Ataukah mereka telah menciptakan langit dan bumi itu? sebenarnya mereka tidak meyakini (apa yang mereka katakan).“ (Ath-Thur: 35-36)
Namun pengakuan seseorang terhadap Tauhid Rububiyah
ini tidaklah menjadikan seseorang beragama Islam karena sesungguhnya
orang-orang musyrikin Quraisy yang diperangi Rosululloh mengakui dan
meyakini jenis tauhid ini. Sebagaimana firman Alloh, “Katakanlah:
‘Siapakah Yang memiliki langit yang tujuh dan Yang memiliki ‘Arsy yang
besar?’ Mereka akan menjawab: ‘Kepunyaan Alloh.’ Katakanlah: ‘Maka
apakah kamu tidak bertakwa?’ Katakanlah: ‘Siapakah yang di tangan-Nya
berada kekuasaan atas segala sesuatu sedang Dia melindungi, tetapi tidak
ada yang dapat dilindungi dari -Nya, jika kamu mengetahui?’ Mereka akan
menjawab: ‘Kepunyaan Alloh.’ Katakanlah: ‘Maka dari jalan manakah kamu
ditipu?’” (Al-Mu’minun: 86-89). Dan yang amat sangat menyedihkan
adalah kebanyakan kaum muslimin di zaman sekarang menganggap bahwa
seseorang sudah dikatakan beragama Islam jika telah memiliki keyakinan
seperti ini. Wallohul musta’an.
Mengesakan Alloh Dalam Uluhiyah-Nya
Maksudnya adalah kita mengesakan Alloh
dalam segala macam ibadah yang kita lakukan. Seperti shalat, doa,
nadzar, menyembelih, tawakkal, taubat, harap, cinta, takut dan berbagai
macam ibadah lainnya. Dimana kita harus memaksudkan tujuan dari kesemua
ibadah itu hanya kepada Alloh semata. Tauhid inilah yang merupakan inti
dakwah para rosul dan merupakan tauhid yang diingkari oleh kaum
musyrikin Quraisy. Hal ini sebagaimana yang difirmankan Alloh mengenai
perkataan mereka itu “Mengapa ia menjadikan sesembahan-sesembahan
itu Sesembahan Yang Satu saja? Sesungguhnya ini benar-benar suatu hal
yang sangat mengherankan.” (Shaad: 5). Dalam ayat ini kaum
musyrikin Quraisy mengingkari jika tujuan dari berbagai macam ibadah
hanya ditujukan untuk Alloh semata. Oleh karena pengingkaran inilah maka
mereka dikafirkan oleh Alloh dan Rosul-Nya walaupun mereka mengakui
bahwa Alloh adalah satu-satunya Pencipta alam semesta.

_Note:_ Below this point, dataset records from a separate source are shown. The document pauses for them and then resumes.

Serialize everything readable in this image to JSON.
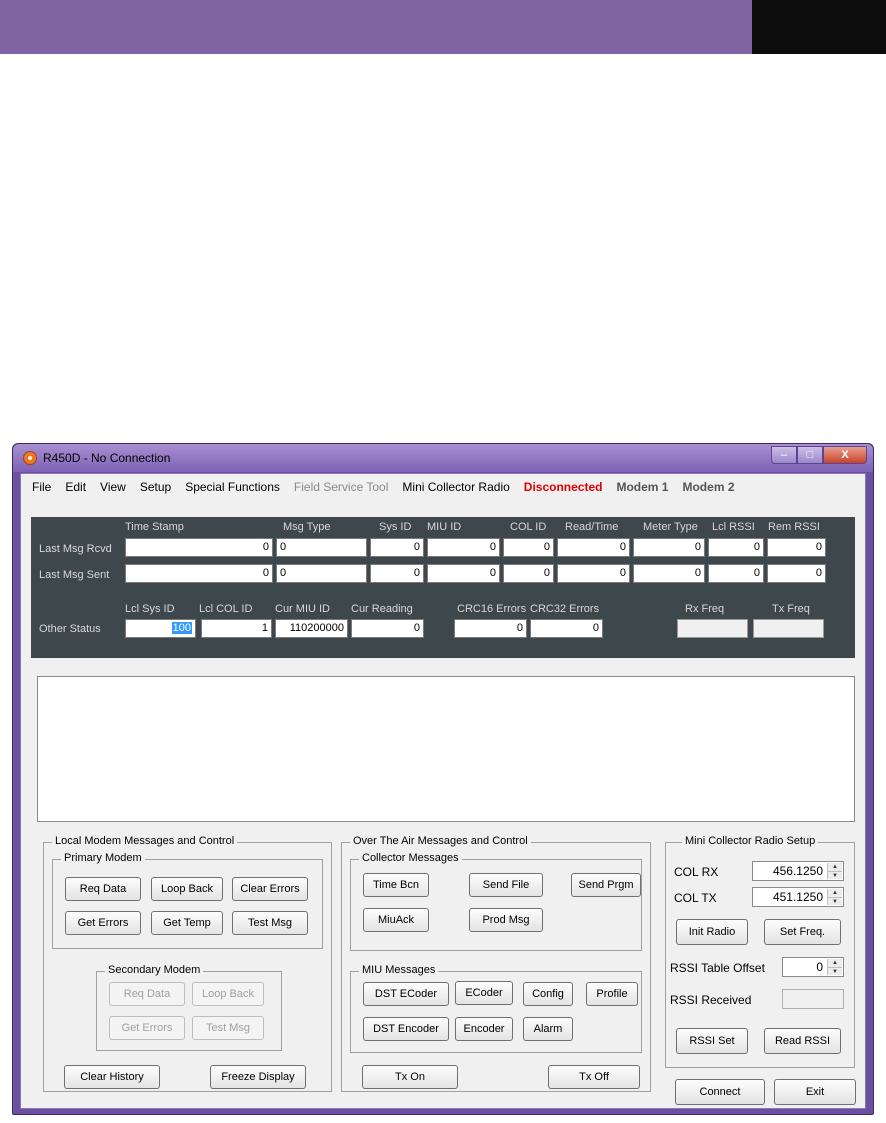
{
  "window": {
    "title": "R450D - No Connection",
    "controls": {
      "minimize": "–",
      "maximize": "□",
      "close": "X"
    }
  },
  "menu": {
    "file": "File",
    "edit": "Edit",
    "view": "View",
    "setup": "Setup",
    "special": "Special Functions",
    "field_service": "Field Service Tool",
    "mini_collector": "Mini Collector Radio",
    "status": "Disconnected",
    "modem1": "Modem 1",
    "modem2": "Modem 2"
  },
  "status_panel": {
    "headers": {
      "time_stamp": "Time Stamp",
      "msg_type": "Msg Type",
      "sys_id": "Sys ID",
      "miu_id": "MIU ID",
      "col_id": "COL ID",
      "read_time": "Read/Time",
      "meter_type": "Meter Type",
      "lcl_rssi": "Lcl RSSI",
      "rem_rssi": "Rem RSSI"
    },
    "rows": {
      "rcvd": {
        "label": "Last Msg Rcvd",
        "time_stamp": "0",
        "msg_type": "0",
        "sys_id": "0",
        "miu_id": "0",
        "col_id": "0",
        "read_time": "0",
        "meter_type": "0",
        "lcl_rssi": "0",
        "rem_rssi": "0"
      },
      "sent": {
        "label": "Last Msg Sent",
        "time_stamp": "0",
        "msg_type": "0",
        "sys_id": "0",
        "miu_id": "0",
        "col_id": "0",
        "read_time": "0",
        "meter_type": "0",
        "lcl_rssi": "0",
        "rem_rssi": "0"
      }
    },
    "other": {
      "label": "Other Status",
      "headers": {
        "lcl_sys_id": "Lcl Sys ID",
        "lcl_col_id": "Lcl COL ID",
        "cur_miu_id": "Cur MIU ID",
        "cur_reading": "Cur Reading",
        "crc16": "CRC16 Errors",
        "crc32": "CRC32 Errors",
        "rx_freq": "Rx Freq",
        "tx_freq": "Tx Freq"
      },
      "lcl_sys_id": "100",
      "lcl_col_id": "1",
      "cur_miu_id": "110200000",
      "cur_reading": "0",
      "crc16": "0",
      "crc32": "0"
    }
  },
  "local_modem": {
    "title": "Local Modem Messages and Control",
    "primary": {
      "title": "Primary Modem",
      "req_data": "Req Data",
      "loop_back": "Loop Back",
      "clear_errors": "Clear Errors",
      "get_errors": "Get Errors",
      "get_temp": "Get Temp",
      "test_msg": "Test Msg"
    },
    "secondary": {
      "title": "Secondary Modem",
      "req_data": "Req Data",
      "loop_back": "Loop Back",
      "get_errors": "Get Errors",
      "test_msg": "Test Msg"
    },
    "clear_history": "Clear History",
    "freeze_display": "Freeze Display"
  },
  "ota": {
    "title": "Over The Air Messages and Control",
    "collector": {
      "title": "Collector Messages",
      "time_bcn": "Time Bcn",
      "send_file": "Send File",
      "send_prgm": "Send Prgm",
      "miu_ack": "MiuAck",
      "prod_msg": "Prod Msg"
    },
    "miu": {
      "title": "MIU Messages",
      "dst_ecoder": "DST ECoder",
      "ecoder": "ECoder",
      "config": "Config",
      "profile": "Profile",
      "dst_encoder": "DST Encoder",
      "encoder": "Encoder",
      "alarm": "Alarm"
    },
    "tx_on": "Tx On",
    "tx_off": "Tx Off"
  },
  "radio_setup": {
    "title": "Mini Collector Radio Setup",
    "col_rx_label": "COL RX",
    "col_rx": "456.1250",
    "col_tx_label": "COL TX",
    "col_tx": "451.1250",
    "init_radio": "Init Radio",
    "set_freq": "Set Freq.",
    "rssi_offset_label": "RSSI Table Offset",
    "rssi_offset": "0",
    "rssi_received_label": "RSSI Received",
    "rssi_set": "RSSI Set",
    "read_rssi": "Read RSSI"
  },
  "footer": {
    "connect": "Connect",
    "exit": "Exit"
  }
}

Mengesakan Alloh Dalam Nama dan Sifat-Nya
Maksudnya adalah kita beriman kepada
nama-nama dan sifat-sifat Alloh yang diterangkan dalam Al-Qur’an dan
Sunnah Rosululloh. Dan kita juga meyakini bahwa hanya Alloh-lah yang
pantas untuk memiliki nama-nama terindah yang disebutkan di Al-Qur’an
dan Hadits tersebut (yang dikenal dengan Asmaul Husna). Sebagaimana firman-Nya “Dialah Alloh Yang Menciptakan, Yang Mengadakan, Yang Membentuk Rupa, hanya bagi Dialah Asmaaul Husna.” (Al-Hasyr: 24)
Seseorang baru dapat dikatakan seorang
muslim yang tulen jika telah mengesakan Alloh dan tidak berbuat syirik
dalam ketiga hal tersebut di atas. Barangsiapa yang menyekutukan Alloh
(berbuat syirik) dalam salah satu saja dari ketiga hal tersebut, maka
dia bukan muslim tulen tetapi dia adalah seorang musyrik.
Kedudukan Tauhid
Tauhid memiliki kedudukan yang sangat
tinggi di dalam agama ini. Pada kesempatan kali ini kami akan membawakan
tentang kedudukan Tauhid Uluhiyah (ibadah), karena hal inilah
yang banyak sekali dilanggar oleh mereka-mereka yang mengaku diri mereka
sebagai seorang muslim namun pada kenyataannya mereka menujukan
sebagian bentuk ibadah mereka kepada selain Alloh, baik itu kepada wali,
orang shaleh, nabi, malaikat, jin dan sebagainya.
Tauhid Adalah Tujuan Penciptaan Manusia
Alloh berfirman, “Dan aku tidak menciptakan jin dan manusia melainkan supaya mereka menyembah kepada-Ku.”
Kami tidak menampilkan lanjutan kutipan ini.